Launched in 1997 and based in San Jose, Calif., Monolithic Power Systems specializes in analog and mixed-signal semiconductors for the computer, consumer and industrial markets. Monolithic boasts a market cap of $1.28 billion, quarterly revenue growth of 15.6%, and operating cash flow of nearly $42 million over the past 12 months. Shares are up nearly 50% over the past 52 weeks, with the majority of the outstanding shares being institutionally owned. It posted a strong third quarter with just over $65 million of revenue, a more than 13% increase from the second quarter's nearly $58 million.
Fundamentally, the company appears to be strong and thriving.
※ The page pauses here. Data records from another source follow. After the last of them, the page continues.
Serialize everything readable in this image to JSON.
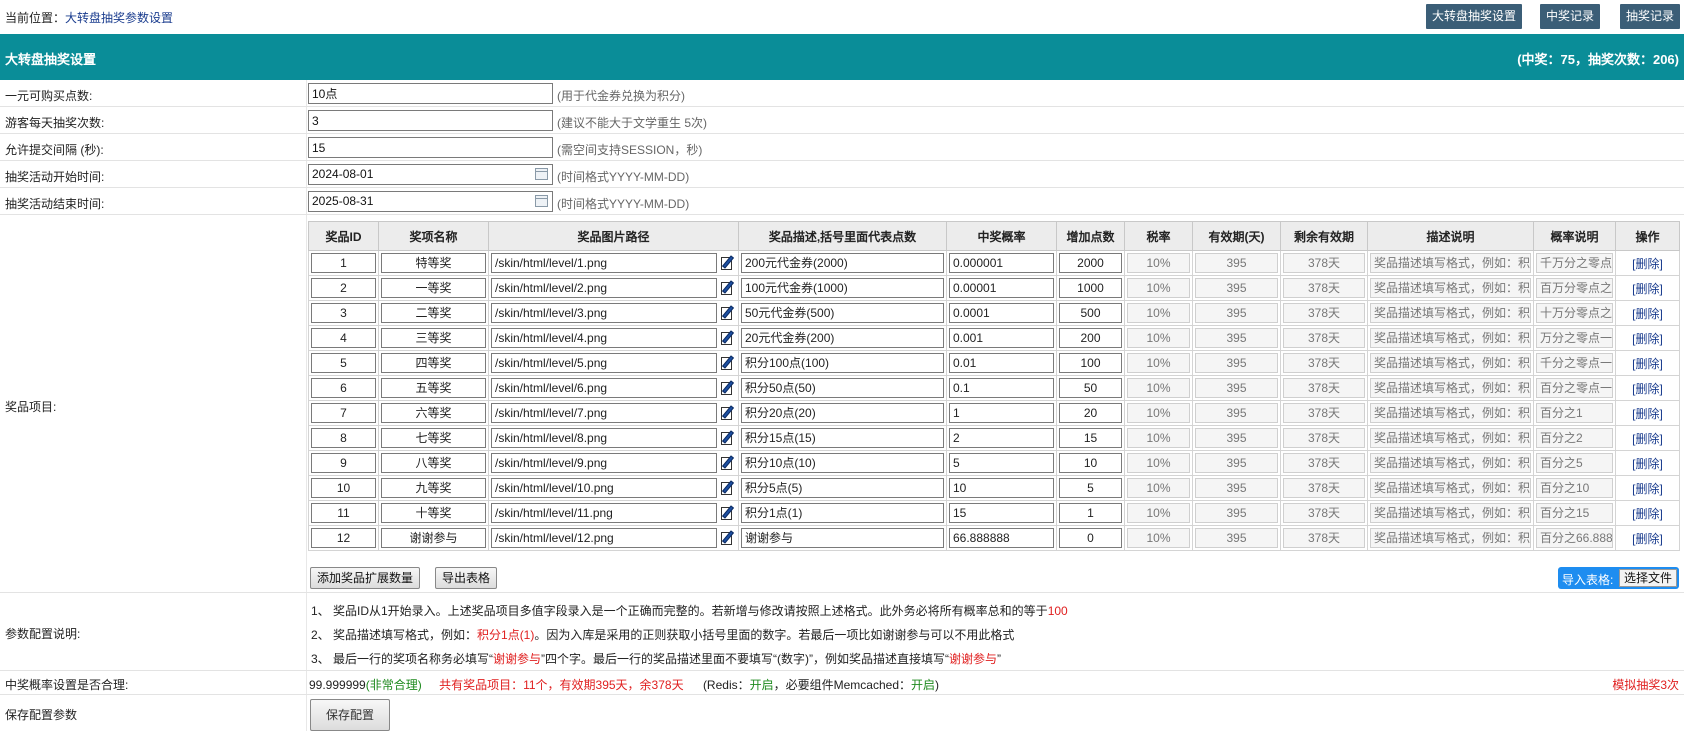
{
  "breadcrumb": {
    "prefix": "当前位置：",
    "link": "大转盘抽奖参数设置"
  },
  "top_buttons": [
    "大转盘抽奖设置",
    "中奖记录",
    "抽奖记录"
  ],
  "panel": {
    "title": "大转盘抽奖设置",
    "stats": "(中奖：75，抽奖次数：206)"
  },
  "fields": [
    {
      "label": "一元可购买点数:",
      "value": "10点",
      "hint": "(用于代金券兑换为积分)"
    },
    {
      "label": "游客每天抽奖次数:",
      "value": "3",
      "hint": "(建议不能大于文学重生 5次)"
    },
    {
      "label": "允许提交间隔 (秒):",
      "value": "15",
      "hint": "(需空间支持SESSION，秒)"
    },
    {
      "label": "抽奖活动开始时间:",
      "value": "2024-08-01",
      "hint": "(时间格式YYYY-MM-DD)"
    },
    {
      "label": "抽奖活动结束时间:",
      "value": "2025-08-31",
      "hint": "(时间格式YYYY-MM-DD)"
    }
  ],
  "prize_section_label": "奖品项目:",
  "table": {
    "headers": [
      "奖品ID",
      "奖项名称",
      "奖品图片路径",
      "奖品描述,括号里面代表点数",
      "中奖概率",
      "增加点数",
      "税率",
      "有效期(天)",
      "剩余有效期",
      "描述说明",
      "概率说明",
      "操作"
    ],
    "rows": [
      {
        "id": "1",
        "name": "特等奖",
        "path": "/skin/html/level/1.png",
        "desc": "200元代金券(2000)",
        "prob": "0.000001",
        "points": "2000",
        "tax": "10%",
        "valid": "395",
        "remain": "378天",
        "explain": "奖品描述填写格式，例如：积",
        "prob_note": "千万分之零点",
        "op": "[删除]"
      },
      {
        "id": "2",
        "name": "一等奖",
        "path": "/skin/html/level/2.png",
        "desc": "100元代金券(1000)",
        "prob": "0.00001",
        "points": "1000",
        "tax": "10%",
        "valid": "395",
        "remain": "378天",
        "explain": "奖品描述填写格式，例如：积",
        "prob_note": "百万分零点之",
        "op": "[删除]"
      },
      {
        "id": "3",
        "name": "二等奖",
        "path": "/skin/html/level/3.png",
        "desc": "50元代金券(500)",
        "prob": "0.0001",
        "points": "500",
        "tax": "10%",
        "valid": "395",
        "remain": "378天",
        "explain": "奖品描述填写格式，例如：积",
        "prob_note": "十万分零点之",
        "op": "[删除]"
      },
      {
        "id": "4",
        "name": "三等奖",
        "path": "/skin/html/level/4.png",
        "desc": "20元代金券(200)",
        "prob": "0.001",
        "points": "200",
        "tax": "10%",
        "valid": "395",
        "remain": "378天",
        "explain": "奖品描述填写格式，例如：积",
        "prob_note": "万分之零点一",
        "op": "[删除]"
      },
      {
        "id": "5",
        "name": "四等奖",
        "path": "/skin/html/level/5.png",
        "desc": "积分100点(100)",
        "prob": "0.01",
        "points": "100",
        "tax": "10%",
        "valid": "395",
        "remain": "378天",
        "explain": "奖品描述填写格式，例如：积",
        "prob_note": "千分之零点一",
        "op": "[删除]"
      },
      {
        "id": "6",
        "name": "五等奖",
        "path": "/skin/html/level/6.png",
        "desc": "积分50点(50)",
        "prob": "0.1",
        "points": "50",
        "tax": "10%",
        "valid": "395",
        "remain": "378天",
        "explain": "奖品描述填写格式，例如：积",
        "prob_note": "百分之零点一",
        "op": "[删除]"
      },
      {
        "id": "7",
        "name": "六等奖",
        "path": "/skin/html/level/7.png",
        "desc": "积分20点(20)",
        "prob": "1",
        "points": "20",
        "tax": "10%",
        "valid": "395",
        "remain": "378天",
        "explain": "奖品描述填写格式，例如：积",
        "prob_note": "百分之1",
        "op": "[删除]"
      },
      {
        "id": "8",
        "name": "七等奖",
        "path": "/skin/html/level/8.png",
        "desc": "积分15点(15)",
        "prob": "2",
        "points": "15",
        "tax": "10%",
        "valid": "395",
        "remain": "378天",
        "explain": "奖品描述填写格式，例如：积",
        "prob_note": "百分之2",
        "op": "[删除]"
      },
      {
        "id": "9",
        "name": "八等奖",
        "path": "/skin/html/level/9.png",
        "desc": "积分10点(10)",
        "prob": "5",
        "points": "10",
        "tax": "10%",
        "valid": "395",
        "remain": "378天",
        "explain": "奖品描述填写格式，例如：积",
        "prob_note": "百分之5",
        "op": "[删除]"
      },
      {
        "id": "10",
        "name": "九等奖",
        "path": "/skin/html/level/10.png",
        "desc": "积分5点(5)",
        "prob": "10",
        "points": "5",
        "tax": "10%",
        "valid": "395",
        "remain": "378天",
        "explain": "奖品描述填写格式，例如：积",
        "prob_note": "百分之10",
        "op": "[删除]"
      },
      {
        "id": "11",
        "name": "十等奖",
        "path": "/skin/html/level/11.png",
        "desc": "积分1点(1)",
        "prob": "15",
        "points": "1",
        "tax": "10%",
        "valid": "395",
        "remain": "378天",
        "explain": "奖品描述填写格式，例如：积",
        "prob_note": "百分之15",
        "op": "[删除]"
      },
      {
        "id": "12",
        "name": "谢谢参与",
        "path": "/skin/html/level/12.png",
        "desc": "谢谢参与",
        "prob": "66.888888",
        "points": "0",
        "tax": "10%",
        "valid": "395",
        "remain": "378天",
        "explain": "奖品描述填写格式，例如：积",
        "prob_note": "百分之66.888",
        "op": "[删除]"
      }
    ]
  },
  "buttons": {
    "add": "添加奖品扩展数量",
    "export": "导出表格",
    "import_label": "导入表格:",
    "choose_file": "选择文件",
    "save": "保存配置"
  },
  "notes_label": "参数配置说明:",
  "notes": {
    "n1_a": "1、   奖品ID从1开始录入。上述奖品项目多值字段录入是一个正确而完整的。若新增与修改请按照上述格式。此外务必将所有概率总和的等于",
    "n1_b": "100",
    "n2_a": "2、   奖品描述填写格式，例如：",
    "n2_b": "积分1点(1)",
    "n2_c": "。因为入库是采用的正则获取小括号里面的数字。若最后一项比如谢谢参与可以不用此格式",
    "n3_a": "3、   最后一行的奖项名称务必填写“",
    "n3_b": "谢谢参与",
    "n3_c": "”四个字。最后一行的奖品描述里面不要填写“(数字)”，例如奖品描述直接填写“",
    "n3_d": "谢谢参与",
    "n3_e": "”"
  },
  "check": {
    "label": "中奖概率设置是否合理:",
    "value": "99.999999",
    "value_status": "(非常合理)",
    "summary": "共有奖品项目：11个，有效期395天，余378天",
    "redis_a": "(Redis：",
    "redis_b": "开启",
    "redis_c": "，必要组件Memcached：",
    "redis_d": "开启",
    "redis_e": ")",
    "simulate": "模拟抽奖3次"
  },
  "save_label": "保存配置参数"
}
However, it's critical to note that there has been a rash of insider selling over the past six months, with zero insider buys. There have been 42 separate insider sales, totaling nearly 470,000 shares -- just over 10% of the total outstanding insider ownership.
It's impossible to tell why such a significant number shares have been sold by insiders. I am concerned that there has not been any insider buying, but the selling itself does not have me overly worried.
Shares have been trending up since the first week of August. A sharp sell-off occurred in mid-October, but the weakness was immediately bought with share prices resuming the upward trajectory.
Risks to Consider: Just because a successful hedge fund manager is buying a stock does not mean the stock is a guaranteed winner. Hedge fund managers can and do make poor investments. In addition, although I am not concerned about the insider selling level, it may be signaling something internally wrong with the company. Always use stop-loss orders and diversify when investing.
Action to Take --> I like Monolithic as a pullback buy candidate. MPWR has fallen close to $4 from its highs in the $34.50 range, But solid technical support exists at the 200-day simple moving average of $29. Dollar-cost averaging into a long position now makes good sense from a risk/reward standpoint. Should the 200-day simple moving average fail as support, stops should be placed just below $28 or a point below the current 200-day moving average. My nine-month target price is $36.